Par Solidarite Fwontalye / Service Jésuite aux Réfugiés et Migrants (Haïti)
Transmis à AlterPresse le 9 avril 2008
Tôt dans la matinée de ce mercredi 9 avril 2008, les tensions ont véritablement commencé à Ouanaminthe. Partout dans les rues et les quartiers, on voit brûler des pneus. Les flammes font peur et obligent presque toutes les écoles ainsi que les banques à fermer temporairement afin d’éviter d’être victimes d’actes de vandalisme et de pillage des groupes en colère.
La présence des agents de la PNH et de la MINUSTAH est remarquée dans certains endroits de la ville et spécialement devant les locaux abritant la douane de Ouanaminthe. La brigarde douanière semble ciblée par des membres de la population qui l’accusent de rendre difficiles les transactions douanières, alors qu’au fond, elle joue la carte de la corruption, déclarent-ils.
Une marchande déclare à Radio Power que des brigardiers ont déjà confisqué ses marchandises supposément interdites (oeufs, poules, et autres) pour les lui remettre après la fermeture du travail, c’est-à-dire le soir, loin des regards ou pour les négocier avec d’autres commerçants. Pour éviter le pire avec une population en colère, les agents de la PNH effectuent des patrouilles dans des zones sensibles.
À la base de cette situation : la montée vertigineuse des prix des produits de première nécessité. Cette situation qui règne actuellement à Ouanaminthe ne constitue pas un fait isolé, mais s’inscrit dans le cadre du soulèvement qui semble général dans le pays comme pour protester contre l’inaction du gouvernement sur la hausse des prix des produits de base pour la consommation.
Dans le Nord-est, la majorité des familles se trouve dans l’impossibilité de satisfaire ses besoins les plus élémentaires, comme la nourriture, les vêtements, etc.. La région a perdu depuis longtemps de sa potentialité en matière de développement agricole. Les paysans préfèrent vendre leurs forces de travail aux cultivateurs dominicains au lieu de travailler leurs petits lopins de terre. Ils sont découragés parce qu’ils ne trouvent aucun encadrement de la part des responsables de l’Etat. Et pourtant, nous ne cessons pas de dire qu’Haïti est un pays essentiellement agricole.

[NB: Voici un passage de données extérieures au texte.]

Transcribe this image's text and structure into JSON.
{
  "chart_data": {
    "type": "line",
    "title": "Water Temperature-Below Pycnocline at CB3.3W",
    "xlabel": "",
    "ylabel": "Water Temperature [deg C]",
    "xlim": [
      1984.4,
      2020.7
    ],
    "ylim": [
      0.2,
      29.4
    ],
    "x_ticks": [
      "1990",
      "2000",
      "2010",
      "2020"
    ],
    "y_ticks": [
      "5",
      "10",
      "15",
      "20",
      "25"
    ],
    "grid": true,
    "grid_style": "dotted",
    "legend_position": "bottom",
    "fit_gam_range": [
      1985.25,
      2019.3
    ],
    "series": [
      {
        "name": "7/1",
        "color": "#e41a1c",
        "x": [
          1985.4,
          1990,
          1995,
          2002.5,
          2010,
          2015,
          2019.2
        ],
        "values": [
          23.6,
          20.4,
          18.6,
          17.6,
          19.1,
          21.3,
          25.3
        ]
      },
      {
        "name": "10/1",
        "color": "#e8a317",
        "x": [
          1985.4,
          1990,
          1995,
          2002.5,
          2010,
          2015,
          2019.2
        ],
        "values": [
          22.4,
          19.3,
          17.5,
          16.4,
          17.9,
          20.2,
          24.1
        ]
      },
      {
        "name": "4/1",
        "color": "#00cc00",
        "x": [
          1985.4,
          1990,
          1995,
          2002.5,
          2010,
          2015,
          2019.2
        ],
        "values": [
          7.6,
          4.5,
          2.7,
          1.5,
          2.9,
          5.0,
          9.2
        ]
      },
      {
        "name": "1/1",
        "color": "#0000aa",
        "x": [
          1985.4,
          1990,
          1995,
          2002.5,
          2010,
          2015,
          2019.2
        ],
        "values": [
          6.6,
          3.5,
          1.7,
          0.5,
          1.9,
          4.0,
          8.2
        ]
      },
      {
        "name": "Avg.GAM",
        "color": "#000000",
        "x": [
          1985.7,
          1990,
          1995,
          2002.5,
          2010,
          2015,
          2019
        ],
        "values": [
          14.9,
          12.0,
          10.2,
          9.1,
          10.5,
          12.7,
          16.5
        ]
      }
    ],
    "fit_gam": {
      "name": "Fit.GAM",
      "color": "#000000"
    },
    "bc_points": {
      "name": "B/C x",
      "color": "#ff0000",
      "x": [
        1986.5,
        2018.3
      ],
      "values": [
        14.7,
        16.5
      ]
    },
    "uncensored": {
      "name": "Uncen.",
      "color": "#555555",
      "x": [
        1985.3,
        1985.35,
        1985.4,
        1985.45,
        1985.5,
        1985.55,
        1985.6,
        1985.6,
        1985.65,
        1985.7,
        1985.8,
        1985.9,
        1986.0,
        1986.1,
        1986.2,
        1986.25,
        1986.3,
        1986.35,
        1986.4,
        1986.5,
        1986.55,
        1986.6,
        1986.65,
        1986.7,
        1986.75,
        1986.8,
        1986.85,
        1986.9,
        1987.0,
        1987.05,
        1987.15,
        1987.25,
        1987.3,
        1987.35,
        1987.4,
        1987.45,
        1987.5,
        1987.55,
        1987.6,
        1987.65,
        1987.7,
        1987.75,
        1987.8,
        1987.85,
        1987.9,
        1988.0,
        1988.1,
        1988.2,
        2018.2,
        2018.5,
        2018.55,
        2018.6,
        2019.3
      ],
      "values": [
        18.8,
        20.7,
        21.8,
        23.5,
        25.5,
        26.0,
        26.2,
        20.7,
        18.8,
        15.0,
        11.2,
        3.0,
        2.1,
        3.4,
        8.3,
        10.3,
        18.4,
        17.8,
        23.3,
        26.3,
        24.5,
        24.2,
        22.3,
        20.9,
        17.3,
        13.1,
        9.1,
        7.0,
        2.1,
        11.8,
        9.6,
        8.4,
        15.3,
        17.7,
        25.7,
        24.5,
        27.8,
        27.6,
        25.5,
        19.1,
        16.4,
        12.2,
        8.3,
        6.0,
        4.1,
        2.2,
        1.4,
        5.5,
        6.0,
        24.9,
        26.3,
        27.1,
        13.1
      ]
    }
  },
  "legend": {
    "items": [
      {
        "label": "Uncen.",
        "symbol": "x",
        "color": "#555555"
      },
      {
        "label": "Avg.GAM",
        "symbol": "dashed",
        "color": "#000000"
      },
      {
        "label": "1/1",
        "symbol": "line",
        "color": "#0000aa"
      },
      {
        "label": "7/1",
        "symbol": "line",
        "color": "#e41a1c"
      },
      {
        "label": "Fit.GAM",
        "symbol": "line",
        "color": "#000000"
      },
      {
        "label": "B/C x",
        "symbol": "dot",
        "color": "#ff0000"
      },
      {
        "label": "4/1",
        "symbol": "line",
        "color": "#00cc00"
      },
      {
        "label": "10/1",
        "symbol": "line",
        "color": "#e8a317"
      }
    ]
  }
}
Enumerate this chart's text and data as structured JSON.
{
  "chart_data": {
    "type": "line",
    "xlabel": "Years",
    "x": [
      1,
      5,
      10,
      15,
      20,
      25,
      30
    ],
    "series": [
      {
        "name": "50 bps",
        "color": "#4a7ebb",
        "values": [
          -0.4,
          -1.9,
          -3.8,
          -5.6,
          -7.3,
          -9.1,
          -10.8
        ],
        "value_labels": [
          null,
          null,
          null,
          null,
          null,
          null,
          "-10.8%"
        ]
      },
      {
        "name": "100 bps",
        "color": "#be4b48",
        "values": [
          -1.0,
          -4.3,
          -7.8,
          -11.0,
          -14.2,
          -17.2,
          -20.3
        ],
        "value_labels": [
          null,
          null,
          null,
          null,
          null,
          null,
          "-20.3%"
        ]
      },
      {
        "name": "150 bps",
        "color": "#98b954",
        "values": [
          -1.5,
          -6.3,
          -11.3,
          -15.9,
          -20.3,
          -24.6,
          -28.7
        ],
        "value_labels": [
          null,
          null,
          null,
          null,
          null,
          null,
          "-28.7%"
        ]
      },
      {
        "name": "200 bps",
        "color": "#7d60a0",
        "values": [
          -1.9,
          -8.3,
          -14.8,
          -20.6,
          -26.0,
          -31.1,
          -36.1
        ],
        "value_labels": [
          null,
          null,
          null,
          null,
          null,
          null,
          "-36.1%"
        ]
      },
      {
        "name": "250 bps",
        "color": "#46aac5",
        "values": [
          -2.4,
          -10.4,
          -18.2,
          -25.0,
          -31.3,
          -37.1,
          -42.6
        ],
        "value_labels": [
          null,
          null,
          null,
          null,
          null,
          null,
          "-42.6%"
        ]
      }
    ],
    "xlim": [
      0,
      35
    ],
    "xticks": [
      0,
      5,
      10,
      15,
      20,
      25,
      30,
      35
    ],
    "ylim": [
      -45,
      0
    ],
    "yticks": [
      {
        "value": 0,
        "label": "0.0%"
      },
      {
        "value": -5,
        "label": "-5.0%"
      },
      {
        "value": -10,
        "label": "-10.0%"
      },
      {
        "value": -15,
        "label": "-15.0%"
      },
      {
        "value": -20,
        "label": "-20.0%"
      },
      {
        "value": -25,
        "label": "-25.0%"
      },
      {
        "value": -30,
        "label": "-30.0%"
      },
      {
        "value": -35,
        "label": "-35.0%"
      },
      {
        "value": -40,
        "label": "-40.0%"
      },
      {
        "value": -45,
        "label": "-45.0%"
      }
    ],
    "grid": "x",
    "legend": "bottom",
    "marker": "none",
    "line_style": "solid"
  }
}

Et comme résultat : la population du Nord-Est dépend pour une grande part des produits que fournit la République Dominicaine. On se demande s’il existe une politique de développement agricole en Haïti ; si c’est le cas, quel rôle y joue le ministère de l’agriculture et quelles sont les actions concrètes qu’il a déjà entreprises pour augmenter la capacité du pays au niveau de la production ? Aujourd’hui, c’est un scandale qu’après plus de 200 ans de notre indépendance, les Haïtiens continuent de crier famine.
Si rien n’est fait dans l’immédiat pour palier à cette situation de misère et de détresse, le pays sera intenable. "Solidarite Fwontalye / Service Jésuite aux Réfugiés et Migrants", organisation de droits humains siégant à Ouanaminthe, lance un appel à l’investissement à grande échelle dans le secteur agricole en vue de relancer la production nationale et de procéder à la création d’emplois à haute intensité. Cet appel est d’abord adressé aux responsables de l’Etat et du gouvernement, et ensuite à tous les entrepreneurs du secteur privé qui croient et veulent un développement durable pour Haïti.
Solidarite Fwontalye / Service Jésuite aux Réfugiés et Migrants (Haïti)
Communication de la Section Migration.